The effort comes as both walled gardens like Meta and independent ad tech firms rework their infrastructure to accommodate AI agents. Early backers say AdCP could reduce costs, improve transparency, and pave the way for a new generation of AI-native advertising systems.

Bypassing programmatic

At launch, AdCP includes two main tools: one that helps advertisers find and reach the right audiences (Audience Activation Protocol), and another that lets AI agents buy and manage ad placements automatically (Media Buy Protocol).

In practice, a brand could ask its AI agent to "find women interested in rock climbing in the U.K." Publisher and platform agents could respond with matching audiences and ad opportunities. Once a deal is agreed upon, the transaction is written directly into the ad server - bypassing traditional programmatic auctions and enabling richer, custom ad formats, according to Anne Coghlan, co-founder and chief operating officer at Scope3.

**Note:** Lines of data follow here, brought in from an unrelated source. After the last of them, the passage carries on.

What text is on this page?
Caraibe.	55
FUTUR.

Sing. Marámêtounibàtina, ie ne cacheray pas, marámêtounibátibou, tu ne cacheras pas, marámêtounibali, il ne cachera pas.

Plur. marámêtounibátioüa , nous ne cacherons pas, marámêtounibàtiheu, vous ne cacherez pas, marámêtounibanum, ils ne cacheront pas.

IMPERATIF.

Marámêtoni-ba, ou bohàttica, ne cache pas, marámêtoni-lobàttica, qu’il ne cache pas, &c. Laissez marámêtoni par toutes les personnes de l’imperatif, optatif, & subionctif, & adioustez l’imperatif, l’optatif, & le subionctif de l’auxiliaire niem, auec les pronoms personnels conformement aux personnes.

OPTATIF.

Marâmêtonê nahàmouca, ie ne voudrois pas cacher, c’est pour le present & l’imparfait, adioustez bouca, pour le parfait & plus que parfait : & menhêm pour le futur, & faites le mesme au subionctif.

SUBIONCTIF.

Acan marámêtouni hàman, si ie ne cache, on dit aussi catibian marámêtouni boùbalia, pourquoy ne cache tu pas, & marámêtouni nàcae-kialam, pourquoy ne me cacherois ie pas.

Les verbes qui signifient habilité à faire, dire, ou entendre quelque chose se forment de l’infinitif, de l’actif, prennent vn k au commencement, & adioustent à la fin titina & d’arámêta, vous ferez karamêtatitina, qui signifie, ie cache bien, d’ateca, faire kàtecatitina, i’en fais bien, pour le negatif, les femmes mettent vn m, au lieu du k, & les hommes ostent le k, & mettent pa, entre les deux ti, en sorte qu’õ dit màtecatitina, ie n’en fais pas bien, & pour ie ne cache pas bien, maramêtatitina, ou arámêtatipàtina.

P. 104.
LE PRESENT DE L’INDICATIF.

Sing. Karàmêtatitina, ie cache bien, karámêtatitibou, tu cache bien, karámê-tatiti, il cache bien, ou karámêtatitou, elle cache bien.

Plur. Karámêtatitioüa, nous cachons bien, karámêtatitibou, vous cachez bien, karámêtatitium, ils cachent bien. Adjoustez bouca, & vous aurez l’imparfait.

“The benefit there is that the advertiser who has their brand agent doesn’t need to have individual integrations with every single one of the publishers in the world,” she said.

Opening up premium inventory

AdCP has helped publishers like The Weather Channel and weather.com to build new selling agents, presenting inventory, audience, and data assets without ceding control to opaque supply chains, according to Dave Olesnevich, head of product at The Weather Company.

"It opens up the opportunity to harness the full value of our first-party data," Olesnevich said. "We're seeing more control over how we represent our premium inventory, which often gets lumped into generic impressions or blocked by brand safety tools."

The launch underscores how ad tech firms are beginning to collaborate on shared infrastructure for agentic advertising — a shift that could reshape long-standing dynamics between publishers, platforms, and advertisers as AI agents take on more of the media planning and buying process.